Notably, at least one newer issue seems to have taken on more substantial significance in the course of the pandemic management itself. That more recent emergent issue is the increase in appointments of ex-military officers to senior posts in the civilian administration.

The two biggest societal issues besetting Sri Lankan society for the longest period are (a) the ethnic conflict and (b) the problem of poverty and widening income disparity.

Ethnic conflict     

Sri Lanka’s ethnic conflict has, no doubt, resulted in the biggest social and political dislocation in centuries on this island. If one were to add up the successive pre-war ethnic pogroms culminating in July 1983 together with the 30-year Thamil secessionist insurgency and massive counter-insurgency, it is likely that this severe a scale of infrastructural destruction and economic and social dislocation was last experienced only during the Chola invasions from South India over a millennia ago.

Nearly a million people were successively displaced internally and externally. The degree to which a well-knit community has been displaced overseas wholesale is starkly evidenced by the continued sustaining of a cohesive secessionist movement (however weak in numbers) overseas in the form of a ‘Transnational Government of Thamil Eelam’.

Resulting in much less infrastructure destruction but, with a similarly heavy human toll, were the successive southern social class-based insurgencies led by the Janatha Vimukthi Peramuna, first in 1971 and again in 1987-91. Despite two defeats of its armed struggle, the JVP today remains a potent political force albeit without much influence in legislatures yet.

While a decisive military defeat effectively eliminated ethnic secessionist insurgency within the country, the failure to politically resolve or even systematically address persistent ethnic group grievances has seen a continuation of substantive ethnic-based political mobilisation. The once war-torn North has experienced some piece-meal infrastructure improvement but minus any comprehensive programme that could not only mobilise and directly benefit populations but also feed social expectations and divert aspirations away from the old politics of exclusive nationalism and secession. But that needs fresh provincial elections and a conscious and generous facilitation of the elected provincial administration to enable it deliver.

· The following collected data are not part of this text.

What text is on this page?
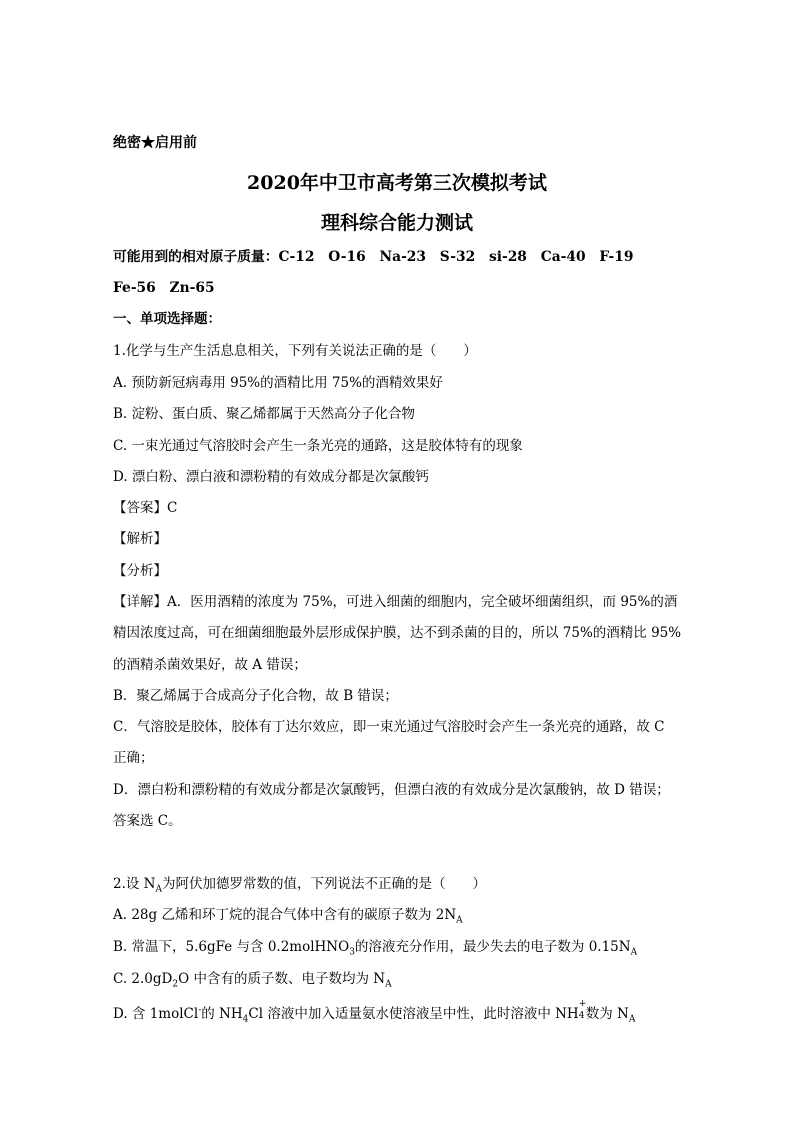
绝密★启用前
2020年中卫市高考第三次模拟考试
理科综合能力测试
可能用到的相对原子质量：C-12　O-16　Na-23　S-32　si-28　Ca-40　F-19
Fe-56　Zn-65
一、单项选择题：
1.化学与生产生活息息相关，下列有关说法正确的是（　　）
A. 预防新冠病毒用 95%的酒精比用 75%的酒精效果好
B. 淀粉、蛋白质、聚乙烯都属于天然高分子化合物
C. 一束光通过气溶胶时会产生一条光亮的通路，这是胶体特有的现象
D. 漂白粉、漂白液和漂粉精的有效成分都是次氯酸钙
【答案】C
【解析】
【分析】
【详解】A．医用酒精的浓度为 75%，可进入细菌的细胞内，完全破坏细菌组织，而 95%的酒
精因浓度过高，可在细菌细胞最外层形成保护膜，达不到杀菌的目的，所以 75%的酒精比 95%
的酒精杀菌效果好，故 A 错误；
B．聚乙烯属于合成高分子化合物，故 B 错误；
C．气溶胶是胶体，胶体有丁达尔效应，即一束光通过气溶胶时会产生一条光亮的通路，故 C
正确；
D．漂白粉和漂粉精的有效成分都是次氯酸钙，但漂白液的有效成分是次氯酸钠，故 D 错误；
答案选 C。
2.设 $N_A$为阿伏加德罗常数的值，下列说法不正确的是（　　）
A. 28g 乙烯和环丁烷的混合气体中含有的碳原子数为 $2N_A$
B. 常温下，5.6gFe 与含 0.2molHNO$_3$的溶液充分作用，最少失去的电子数为 $0.15N_A$
C. $2.0gD_2O$ 中含有的质子数、电子数均为 $N_A$
D. 含 1molCl-的 $NH_4Cl$ 溶液中加入适量氨水使溶液呈中性，此时溶液中 NH
+
4 数为 $N_A$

In fact, the ethnic conflict, despite the erasure of an armed Thamil secessionist dimension in 2009 has since then actually widened in scope to include a heightened sense of grievance among the Muslim community as well. It must be acknowledged that the devastating single suicide bomber strike on Easter Sunday, 2019 came in the wake of several years of the worst ever social violence against the Muslim community.

This widening included an unprecedented level of ‘hate speech’ in the mass media that cast insults and hostile exhortations against Islamic community life styles and sacrosanct ritual practices. This also included threats of administrative action against hitherto wholly accepted ritual practices as well as hostile public speeches. The anti-Muslim violence in Aluthgama (2014) and Digana-Kandy (2018) were but the worst moments in a chain of incidents of ethnic targeting in the past decade. Inevitably, these antagonistic mass communications, in turn, provoked intense Islamist xenophobic rhetoric in preachings and propaganda, especially on the Internet.

The country, therefore, is immersed in a cauldron of inter-group hostilities and rivalries even as COVID-19 distracts from these dynamics and, pandemic counter-measures stifle whatever mobilisation emerging from non-COVID issues.